Basically, here’s the problem: VLC is an open source program distributed under the GNU General Public License (also known as “GPL”) while VLC for iOS is, as you may guess, distributed under Apple’s iTunes Terms and Conditions, which don’t allow users to install both free and paid apps on more than 5 devices. This restriction is also known as “DRM” which stands for Digital Rights Management. So even if VLC for iOS is free, Videolan can’t accept the fact that Apple’s DRM goes against the original GNU license VLC’s code is based on.

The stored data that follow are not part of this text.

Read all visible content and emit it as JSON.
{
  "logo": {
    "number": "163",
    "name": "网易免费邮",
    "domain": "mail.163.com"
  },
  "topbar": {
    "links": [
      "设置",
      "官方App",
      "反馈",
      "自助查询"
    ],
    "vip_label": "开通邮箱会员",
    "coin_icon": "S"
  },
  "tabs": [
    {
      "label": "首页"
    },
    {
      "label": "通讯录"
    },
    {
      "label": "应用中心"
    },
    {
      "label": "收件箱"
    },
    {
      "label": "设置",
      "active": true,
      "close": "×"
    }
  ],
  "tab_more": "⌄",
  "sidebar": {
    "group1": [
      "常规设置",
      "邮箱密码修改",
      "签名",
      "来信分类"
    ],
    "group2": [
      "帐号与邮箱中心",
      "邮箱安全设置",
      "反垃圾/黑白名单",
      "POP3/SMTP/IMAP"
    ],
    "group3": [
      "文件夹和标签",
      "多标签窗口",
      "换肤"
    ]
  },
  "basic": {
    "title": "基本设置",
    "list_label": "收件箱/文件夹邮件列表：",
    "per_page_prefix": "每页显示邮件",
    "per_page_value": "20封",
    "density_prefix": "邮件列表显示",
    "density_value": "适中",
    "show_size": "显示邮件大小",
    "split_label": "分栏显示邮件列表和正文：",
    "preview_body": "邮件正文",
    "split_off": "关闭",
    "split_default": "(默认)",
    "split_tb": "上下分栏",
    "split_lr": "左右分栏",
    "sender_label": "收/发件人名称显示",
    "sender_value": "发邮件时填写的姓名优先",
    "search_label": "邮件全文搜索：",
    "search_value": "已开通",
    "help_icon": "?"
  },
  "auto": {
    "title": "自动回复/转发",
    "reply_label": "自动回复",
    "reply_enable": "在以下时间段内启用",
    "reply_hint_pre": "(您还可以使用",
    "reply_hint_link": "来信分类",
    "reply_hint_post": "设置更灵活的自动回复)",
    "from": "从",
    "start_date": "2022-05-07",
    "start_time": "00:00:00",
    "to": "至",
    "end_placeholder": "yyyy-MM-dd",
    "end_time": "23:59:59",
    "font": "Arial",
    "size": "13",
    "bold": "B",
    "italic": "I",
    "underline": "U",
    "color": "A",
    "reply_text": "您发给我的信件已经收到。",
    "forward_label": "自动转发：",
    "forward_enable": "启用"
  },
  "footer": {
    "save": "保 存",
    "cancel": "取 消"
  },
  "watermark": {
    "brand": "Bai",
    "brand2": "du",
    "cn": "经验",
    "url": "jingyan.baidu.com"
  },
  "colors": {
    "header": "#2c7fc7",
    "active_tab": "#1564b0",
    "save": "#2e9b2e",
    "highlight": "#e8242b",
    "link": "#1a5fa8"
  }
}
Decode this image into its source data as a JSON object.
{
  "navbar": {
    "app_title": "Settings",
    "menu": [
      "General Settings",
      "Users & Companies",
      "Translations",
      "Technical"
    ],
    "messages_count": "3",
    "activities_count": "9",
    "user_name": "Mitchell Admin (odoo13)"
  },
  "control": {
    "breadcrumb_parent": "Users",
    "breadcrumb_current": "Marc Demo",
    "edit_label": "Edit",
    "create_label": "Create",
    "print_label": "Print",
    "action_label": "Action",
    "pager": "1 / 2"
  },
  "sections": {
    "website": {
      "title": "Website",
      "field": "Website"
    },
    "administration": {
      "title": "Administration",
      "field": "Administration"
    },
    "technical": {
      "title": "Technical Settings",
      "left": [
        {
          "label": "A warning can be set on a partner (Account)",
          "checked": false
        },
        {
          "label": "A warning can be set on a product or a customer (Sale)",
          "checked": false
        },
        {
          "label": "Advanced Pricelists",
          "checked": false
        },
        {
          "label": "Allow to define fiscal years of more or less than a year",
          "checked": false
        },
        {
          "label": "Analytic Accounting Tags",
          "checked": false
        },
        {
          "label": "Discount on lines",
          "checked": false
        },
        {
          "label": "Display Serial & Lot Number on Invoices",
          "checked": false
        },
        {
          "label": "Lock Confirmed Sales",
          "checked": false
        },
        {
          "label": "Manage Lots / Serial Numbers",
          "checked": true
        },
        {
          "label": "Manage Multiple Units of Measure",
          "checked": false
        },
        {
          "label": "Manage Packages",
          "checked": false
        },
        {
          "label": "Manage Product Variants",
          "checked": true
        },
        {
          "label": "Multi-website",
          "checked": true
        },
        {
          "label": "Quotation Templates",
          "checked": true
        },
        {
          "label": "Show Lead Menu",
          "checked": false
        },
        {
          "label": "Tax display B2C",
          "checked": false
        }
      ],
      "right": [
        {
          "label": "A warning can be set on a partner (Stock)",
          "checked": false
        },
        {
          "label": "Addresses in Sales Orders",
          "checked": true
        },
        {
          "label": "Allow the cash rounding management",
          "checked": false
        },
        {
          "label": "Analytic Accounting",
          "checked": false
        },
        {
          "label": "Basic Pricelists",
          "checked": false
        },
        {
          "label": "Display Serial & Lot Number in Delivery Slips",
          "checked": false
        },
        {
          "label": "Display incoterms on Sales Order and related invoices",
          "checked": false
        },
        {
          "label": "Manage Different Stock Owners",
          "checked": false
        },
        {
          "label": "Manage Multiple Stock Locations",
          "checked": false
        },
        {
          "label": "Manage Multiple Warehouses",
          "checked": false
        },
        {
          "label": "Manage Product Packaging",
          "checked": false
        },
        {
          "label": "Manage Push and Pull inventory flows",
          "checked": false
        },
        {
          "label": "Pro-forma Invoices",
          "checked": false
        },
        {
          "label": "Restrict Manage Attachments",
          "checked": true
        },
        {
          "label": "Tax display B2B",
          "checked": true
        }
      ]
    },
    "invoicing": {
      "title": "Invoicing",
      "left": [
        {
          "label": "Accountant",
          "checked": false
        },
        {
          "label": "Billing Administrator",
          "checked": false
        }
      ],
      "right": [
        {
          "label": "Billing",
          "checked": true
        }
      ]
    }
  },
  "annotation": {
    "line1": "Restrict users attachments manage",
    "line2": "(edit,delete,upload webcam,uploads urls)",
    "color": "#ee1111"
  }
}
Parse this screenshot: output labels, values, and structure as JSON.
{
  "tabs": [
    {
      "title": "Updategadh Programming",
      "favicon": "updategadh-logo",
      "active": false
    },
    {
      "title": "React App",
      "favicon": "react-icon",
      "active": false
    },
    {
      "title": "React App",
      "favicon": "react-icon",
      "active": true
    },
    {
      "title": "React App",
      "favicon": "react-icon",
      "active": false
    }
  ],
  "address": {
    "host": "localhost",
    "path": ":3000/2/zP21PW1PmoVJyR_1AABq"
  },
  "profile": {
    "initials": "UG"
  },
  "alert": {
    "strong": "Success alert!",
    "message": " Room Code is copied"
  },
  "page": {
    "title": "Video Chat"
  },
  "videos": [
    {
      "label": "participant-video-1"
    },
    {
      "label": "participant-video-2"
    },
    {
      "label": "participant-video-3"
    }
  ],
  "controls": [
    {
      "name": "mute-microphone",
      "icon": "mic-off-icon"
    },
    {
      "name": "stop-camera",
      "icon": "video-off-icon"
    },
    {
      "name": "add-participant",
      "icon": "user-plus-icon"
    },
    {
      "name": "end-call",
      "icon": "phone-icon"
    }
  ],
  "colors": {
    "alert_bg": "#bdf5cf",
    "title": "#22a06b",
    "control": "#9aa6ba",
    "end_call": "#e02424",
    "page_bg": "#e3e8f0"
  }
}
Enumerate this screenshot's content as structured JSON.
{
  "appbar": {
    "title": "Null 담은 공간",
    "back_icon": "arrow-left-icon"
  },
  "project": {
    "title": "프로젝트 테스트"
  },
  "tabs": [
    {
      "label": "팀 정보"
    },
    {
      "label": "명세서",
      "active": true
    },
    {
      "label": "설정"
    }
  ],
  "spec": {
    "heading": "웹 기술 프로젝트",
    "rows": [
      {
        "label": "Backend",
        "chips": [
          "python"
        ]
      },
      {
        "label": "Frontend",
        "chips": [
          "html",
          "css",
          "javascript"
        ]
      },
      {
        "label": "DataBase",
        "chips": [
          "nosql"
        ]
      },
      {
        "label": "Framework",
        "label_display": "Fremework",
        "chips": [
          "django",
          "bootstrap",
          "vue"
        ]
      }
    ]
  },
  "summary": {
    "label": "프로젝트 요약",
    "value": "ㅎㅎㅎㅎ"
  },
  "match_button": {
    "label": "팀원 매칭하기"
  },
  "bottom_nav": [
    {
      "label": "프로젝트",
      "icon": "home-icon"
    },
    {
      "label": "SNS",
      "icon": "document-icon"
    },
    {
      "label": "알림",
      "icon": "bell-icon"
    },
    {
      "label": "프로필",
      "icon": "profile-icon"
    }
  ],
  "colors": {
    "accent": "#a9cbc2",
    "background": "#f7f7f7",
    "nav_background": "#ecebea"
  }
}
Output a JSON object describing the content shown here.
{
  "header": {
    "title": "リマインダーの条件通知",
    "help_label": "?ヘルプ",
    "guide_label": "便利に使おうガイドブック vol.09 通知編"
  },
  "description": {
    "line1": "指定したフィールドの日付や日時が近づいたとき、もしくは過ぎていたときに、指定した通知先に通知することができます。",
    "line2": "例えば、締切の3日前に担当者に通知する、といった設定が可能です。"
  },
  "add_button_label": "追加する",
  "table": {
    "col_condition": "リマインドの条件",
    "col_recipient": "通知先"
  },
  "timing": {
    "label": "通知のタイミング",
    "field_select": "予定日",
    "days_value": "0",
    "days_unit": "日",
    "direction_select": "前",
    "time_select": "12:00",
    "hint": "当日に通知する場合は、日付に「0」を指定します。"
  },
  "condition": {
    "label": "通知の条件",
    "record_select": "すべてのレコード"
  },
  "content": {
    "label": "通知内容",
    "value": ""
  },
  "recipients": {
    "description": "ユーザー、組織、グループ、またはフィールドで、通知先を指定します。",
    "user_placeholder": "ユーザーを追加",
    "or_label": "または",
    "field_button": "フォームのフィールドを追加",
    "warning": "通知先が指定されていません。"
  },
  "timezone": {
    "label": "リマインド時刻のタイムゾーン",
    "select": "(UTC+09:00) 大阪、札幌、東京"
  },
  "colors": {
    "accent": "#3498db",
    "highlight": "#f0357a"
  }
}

So what makes us think that VLC will soon be gone? Rémi Denis-Courmont reminds us that the same happened earlier this year with an iOS port of GNU Go, a chess game that’s distributed under GPL. The Free Software Foundation noticed a port was distributed under Apple’s DRM, but Apple didn’t change its Terms and Conditions. They simply went ahead and removed the app.
Denis-Courmont also suggests that it’d be best to go looking for more open mobile platforms:
In any case, while the rules for distribution of open-source or “free” (as in speech) software are extremely relaxed, they do exist and have to be abode by. VLC and open-source software in general would not have reached their current quality and success if it had not been for their license. Therefore, blatant license violation cannot be tolerated at any rate. Concerned users are advised to look for application on more open mobile platforms for the time being.
To me, this doesn’t come as a surprise at all. Apple doesn’t want to mess with GPL stuff and notification letters by developers. They have their own terms, their DRM system, their own rules and they won’t change them. As bad as it may sound, they don’t want to waste time with these things, and whether you might argue if this is terribly wrong or the best thing to do when having to deal with 300,000 apps (“let’s impose a single DRM system and forget about it”), that’s how Apple works. So yeah, if this copyright infringement debate will go on Apple will remove the app.
VLC for iPhone and iPad is free and still available here. We’ve reached out to developer Applidium asking for more details about the story and we haven’t heard back yet.